I have been doing a lot of pondering lately. Most of it has been in the back of my mind,
(I haven't conciously been thinking of it, but I could tell something was going
on in the back of my mind), and something a friend of mine said really got me
to thinking. We were on our way back to
her car and we were talking about religion.
I was saying something about the VA tech shooter, and how I was
concerned that people didn't express sympathy for his family. Somehow, as conversations tend to do, our
conversation evolved into a religious one.
Something she said, along the lines of, "A lot of religions just do
things for the ritual, and there isn't a feeling behind it, or basically,
people do the rituals just to do the rituals, and not because they feel they need
to do it." That really got me
thinking. I have forced myself time and
time again to adhere to the fact that there is one God, and he is male. I've gone to church. I've prayed, and I've read the Bible. The very few times
I've tried to talk to
clergy about this, (excluding my cousin who is a minister, I have not talked to
him about this, but I feel he would not reject this outright), all the rest of
the clergy, male, by the way, have rebuffed me asking so many questions.
When I was a freshman in college, I used to go to church
every week. The minister seemed so flat
somehow. The music was wonderful,
though, and I asked the minister if I might join the choir. I really thought I had the spirit inside
me. Well, he said he would have to
confer with the choir and he would get back to me. I waited, and week after week he didn't get
back to me. Finally, I asked a friend of
mine who attended the same church, and she said, "The pastor doesn't
believe your Faith is strong enough, and therefore feels you shouldn't
participate in the choir." I can't
tell you how much this hurts me even now, six or seven years later. Who was this man to judge what I
believed? And then I started wondering
if I even could fit into their ideology? Did I truly believe their was one God and he
was male? Could I accept that in many
religions, I would be expected to be submissive, because of my sex? Could I accept a religion that said
homosexuality, and loving and wanting to spend the rest of one's life with
someone of the same sex was a sin? When I went into a church, why did I not
feel anything, even when I opened my mind up to it? Why, when I prayed, did I not feel
anything? It was like my prayers were
echoing in a void, and my heart was empty.
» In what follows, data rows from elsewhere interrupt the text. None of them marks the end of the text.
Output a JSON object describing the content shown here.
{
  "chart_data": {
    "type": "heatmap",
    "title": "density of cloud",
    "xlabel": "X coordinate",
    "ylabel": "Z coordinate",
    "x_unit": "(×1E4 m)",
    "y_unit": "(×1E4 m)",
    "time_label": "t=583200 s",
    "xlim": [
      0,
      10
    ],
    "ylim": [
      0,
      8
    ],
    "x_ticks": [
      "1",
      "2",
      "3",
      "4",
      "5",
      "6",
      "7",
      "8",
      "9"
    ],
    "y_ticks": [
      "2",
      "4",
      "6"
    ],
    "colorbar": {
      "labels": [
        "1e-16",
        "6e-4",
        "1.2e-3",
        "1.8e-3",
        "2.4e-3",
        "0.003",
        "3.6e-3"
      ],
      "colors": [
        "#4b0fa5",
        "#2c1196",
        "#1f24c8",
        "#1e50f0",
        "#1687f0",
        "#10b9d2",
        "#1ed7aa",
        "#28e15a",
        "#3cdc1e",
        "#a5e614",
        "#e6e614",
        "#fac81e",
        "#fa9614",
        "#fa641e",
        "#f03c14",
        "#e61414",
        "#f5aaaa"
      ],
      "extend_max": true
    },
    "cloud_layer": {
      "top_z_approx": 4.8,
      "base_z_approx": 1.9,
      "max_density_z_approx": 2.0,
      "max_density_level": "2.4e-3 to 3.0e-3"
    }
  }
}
No matter how much I prayed, and Asked this Male Deity to guide me, to help
me, I felt empty. Even now, when I ask
God to guide me, I get the sense of a man looking down at me, laughing.
And then I started doing a bit of research. Just a smidge, mind. About Paganism, Wicca, and Goddesses as well
as Gods. And it makes sense to me. Surely there have to be female
goddesses. If there is a male God or
Gods, why then can't there be a female Goddess?
Why shouldn't there be a female goddess or goddesses? Why shouldn't we try to live in peace and
harmony with nature, respecting it, and living as one with it? Why not
investigate natural suplements and herbs, and work with them in conjunction
with or instead of modern medical techniques?
After all, they have been used for millenia.
I was reading this one website, and granted, I know I have
to be careful about this, and please know my research has just begun, but so
many things this website said, about being in tune with and living in harmyny
with nature and the energy you project into the world coming back to you made
so much sense to me. It was like a
lightbulb went off in my head, and I found myself catching my breath and going
"Ah ha!" so many times.
So what does this all mean? You can see where this is going, right? I want to investigate Wicca and the Pagan
path. So many things I've read so far
make sense to me. I especially love the
female aspect, and the nature aspects.
If any of you have any advice, I would love to hear any of it. Please feel free to leave comments, but
please do not be disrespectful of me or my exploration. Also, please do not think if you are a
Christian, Jewish, or of any other religious belief I do not respect your
beliefs because I do. It just doesn't
fit me, no matter how hard I've tried. And I have tried, for 24 years, I’ve tried.
I'm tired of pretending. I'm tired of praying and not getting anything
back, or feeling like I'm not being heard.
So yeah, advice, experiences, anything would be cool.
thanks for letting me join! It's nice to be here!